Showing posts with label wildlife. Show all posts
Showing posts with label wildlife. Show all posts

Tuesday, May 29, 2018

Sunset Blue ...


“Summertime is always the best of what might be.”
          ~ Charles Bowden
             ~ journalist
            ~ 1945-2014 
The light of a gorgeous summer sunset illuminates a Great Blue Heron perched atop a spillway at Hopewell Lake on a July evening at French Creek State Park, Elverson, Pennsylvania.

The 7,526 acre park straddles northern Chester County and southern Berks County along French Creek and is located in the Hopewell Big Woods.

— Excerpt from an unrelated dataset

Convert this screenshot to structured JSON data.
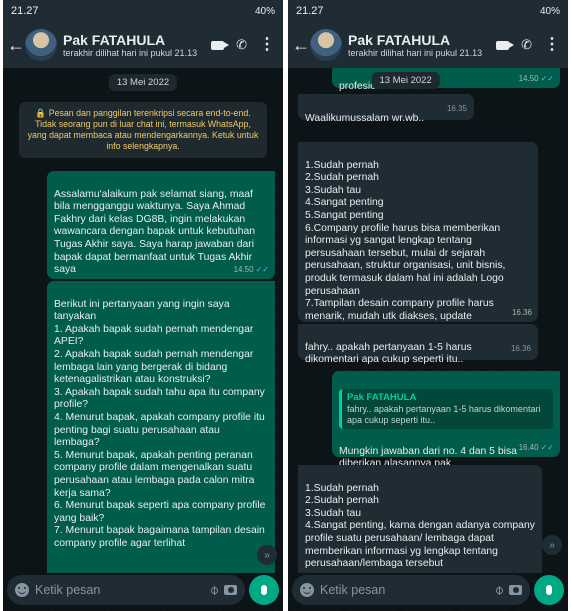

Set amidst the old, quaint and picturesque farmland of southeast Pennsylvania, French Creek State Park offers two lakes – Hopewell and Scotts Run – extensive forests and almost 40 miles of hiking trails. Adjacent to the park lies Hopewell Furnace National Historic Site that features a cold-blast furnace restored to its 1830s appearance.

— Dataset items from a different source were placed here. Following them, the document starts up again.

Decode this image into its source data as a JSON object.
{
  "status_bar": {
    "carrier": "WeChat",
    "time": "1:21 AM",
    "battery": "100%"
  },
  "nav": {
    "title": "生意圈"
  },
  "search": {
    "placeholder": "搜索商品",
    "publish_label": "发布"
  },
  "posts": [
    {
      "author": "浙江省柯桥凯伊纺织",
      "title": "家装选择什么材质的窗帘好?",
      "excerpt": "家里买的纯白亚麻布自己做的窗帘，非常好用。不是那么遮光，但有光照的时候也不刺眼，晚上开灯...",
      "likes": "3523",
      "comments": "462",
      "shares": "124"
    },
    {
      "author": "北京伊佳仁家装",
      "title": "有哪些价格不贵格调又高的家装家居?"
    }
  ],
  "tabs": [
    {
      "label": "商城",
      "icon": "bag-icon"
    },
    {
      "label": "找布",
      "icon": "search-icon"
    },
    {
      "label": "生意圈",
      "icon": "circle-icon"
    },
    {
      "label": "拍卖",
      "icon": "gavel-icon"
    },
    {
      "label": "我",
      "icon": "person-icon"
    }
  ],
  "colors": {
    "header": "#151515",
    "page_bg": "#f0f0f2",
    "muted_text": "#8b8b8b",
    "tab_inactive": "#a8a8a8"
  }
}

French Creek State Park was chosen by the Pennsylvania Department of Conservation and Natural Resources (DCNR) and its Bureau of State Parks as one of “25 Must-See Pennsylvania State Parks.”

Monday, May 21, 2018

Yellow Butter ...


“This sky where we live is no place to lose your wings so love, love, love.”
                           ~ Hafiz
                            ~ 1315-1390 
A beautiful Eastern Tiger Swallowtail Butterfly alights in the soft sweetness of a June evening along the Delaware and Lehigh National Heritage Corridor (D&L Trail) at Lehigh Gap.

In the shadow of the Kittatinny Ridge, also called Blue Mountain, the Lehigh Gap in Slatington, Pennsylvania, is a crossroads where the Lehigh Gap Nature Center’s trails connect two historic trails – the Appalachian Trail and the Delaware and Lehigh National Heritage Corridor (D&L Trail). 

The Appalachian Trail, a foot path, follows the ridge on both sides of the Lehigh Gap, running 1,245 miles south to Georgia and 930 miles north to Maine. Running from Wilkes-Barre to Bristol, the D&L Trail passes through the Lehigh and Delaware rivers and their canals in Pennsylvania.

Monday, May 7, 2018

Baby And Mama On The Range ...


“The wildlife and its habitat cannot speak, so we must and we will …”
              ~ Theodore Roosevelt
                 ~ 1858-1919
             ~ Naturalist & Conservationist
          ~26th President of the
                  United States of America
                        ~ 1901-1909
What a sweet baby bison, and the first I’ve ever photographed!

I captured this beautiful female American Bison calf with her mother on a late August evening three months after her birth at Trexler Nature Preserve, Schnecksville, Pennsylvania, where bison live as a herd on the hillsides of the 1,100-acre preserve’s Central Range.

When the late General Harry C. Trexler established the preserve in the early 1900s, he did it to save the American bison, elk and white-tailed deer from extinction and assure the species’ survival.

A conservationist along the lines of Theodore Roosevelt and John Muir, General Trexler understood the importance of nature and preserving wildlife in its natural habitat.

A successful businessman who amassed a fortune in the timber and cement industries and founded the Pennsylvania Power and Light Company, General Trexler began purchasing small farms in the low hills of Lehigh County in 1906. By 1913, he had transported eight bison and 20 Virginia white-tailed deer to the preserve. The elk followed soon after.

When General Trexler died in 1933, he bequeathed the property to the residents of Lehigh County. Today, the Trexler Nature Preserve is open to the public for passive recreation and nature watching.

The American Bison was designated the first national mammal of the United States on May 9, 2016. The majestic bison joins the bald eagle as a national symbol.